Supposedly, the military was able to penetrate at least one of the secret caves and inventory the contents, although the gold bars were supposedly removed to Fort Knox. The Pentagon confirmed that Captain Swanner had served as an officer assigned to security at White Sands Missile Range in 1961. However, Gordon Hobbs, from the Office of the Assistant Secretary of the Army, responded to the allegations reported of Captain Swanner by his relatives by saying that he really did not know anything. He had never seen any such claim in any of the records he had examined, and he had heard nothing of any such claim in the inquiries he had conducted. It did not mean it had never happened, it just meant that Gordon Hobbs could find no record of it.

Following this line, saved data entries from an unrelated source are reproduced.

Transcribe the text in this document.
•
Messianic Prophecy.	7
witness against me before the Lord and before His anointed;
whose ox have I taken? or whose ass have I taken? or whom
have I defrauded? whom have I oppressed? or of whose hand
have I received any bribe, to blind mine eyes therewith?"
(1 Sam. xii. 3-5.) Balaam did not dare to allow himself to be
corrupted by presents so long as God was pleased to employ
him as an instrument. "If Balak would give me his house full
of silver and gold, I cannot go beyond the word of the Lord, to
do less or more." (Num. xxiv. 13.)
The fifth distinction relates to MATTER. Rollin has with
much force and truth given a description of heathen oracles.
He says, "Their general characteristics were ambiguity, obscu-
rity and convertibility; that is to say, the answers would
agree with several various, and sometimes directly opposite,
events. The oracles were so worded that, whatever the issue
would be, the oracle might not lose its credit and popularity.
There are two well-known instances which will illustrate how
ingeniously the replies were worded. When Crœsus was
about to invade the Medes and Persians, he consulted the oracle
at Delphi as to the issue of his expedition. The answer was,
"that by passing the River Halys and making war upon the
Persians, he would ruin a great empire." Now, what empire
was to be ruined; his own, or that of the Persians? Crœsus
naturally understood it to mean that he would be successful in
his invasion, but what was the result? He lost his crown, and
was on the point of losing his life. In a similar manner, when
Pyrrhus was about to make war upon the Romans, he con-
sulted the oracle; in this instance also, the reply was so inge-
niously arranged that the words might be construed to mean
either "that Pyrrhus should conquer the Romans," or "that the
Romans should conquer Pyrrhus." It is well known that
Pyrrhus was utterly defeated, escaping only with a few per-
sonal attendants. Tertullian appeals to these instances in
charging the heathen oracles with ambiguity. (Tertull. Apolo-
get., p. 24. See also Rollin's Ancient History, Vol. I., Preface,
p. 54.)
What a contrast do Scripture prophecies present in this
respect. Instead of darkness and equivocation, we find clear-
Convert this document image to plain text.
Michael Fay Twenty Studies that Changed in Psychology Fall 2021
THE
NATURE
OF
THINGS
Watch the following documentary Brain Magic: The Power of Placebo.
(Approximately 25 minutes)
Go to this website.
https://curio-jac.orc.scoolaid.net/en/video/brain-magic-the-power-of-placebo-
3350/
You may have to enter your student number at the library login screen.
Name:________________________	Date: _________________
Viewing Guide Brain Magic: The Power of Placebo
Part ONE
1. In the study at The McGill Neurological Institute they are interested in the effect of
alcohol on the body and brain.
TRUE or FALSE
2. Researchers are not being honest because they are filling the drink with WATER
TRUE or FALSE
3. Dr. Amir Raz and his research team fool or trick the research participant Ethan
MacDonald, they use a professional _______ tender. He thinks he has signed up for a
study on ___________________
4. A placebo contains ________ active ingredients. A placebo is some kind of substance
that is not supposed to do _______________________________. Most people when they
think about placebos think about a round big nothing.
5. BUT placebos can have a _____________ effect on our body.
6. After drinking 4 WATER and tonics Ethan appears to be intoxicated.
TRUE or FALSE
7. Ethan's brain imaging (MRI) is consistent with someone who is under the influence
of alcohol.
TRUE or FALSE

For Gordon Hobbs to be telling the truth, and there is no reason for him to lie, the official records may have been altered or destroyed or there was never anything in the peak in the first place. On the other hand, what was all the covert military operation on the peak that Judge Moreland and his friends witnessed in 1961? Furthermore, the Army certainly knew of the Noss claim. Babe Noss had been in contact with them for years to gain access to it. If it could ever be proved that the Army stole Babe’s treasure, would not the Army then be liable for restitution? Under that assumption, would not it be better for the Army to conveniently lose, misplace, or destroy any records that might have existed to support that accusation?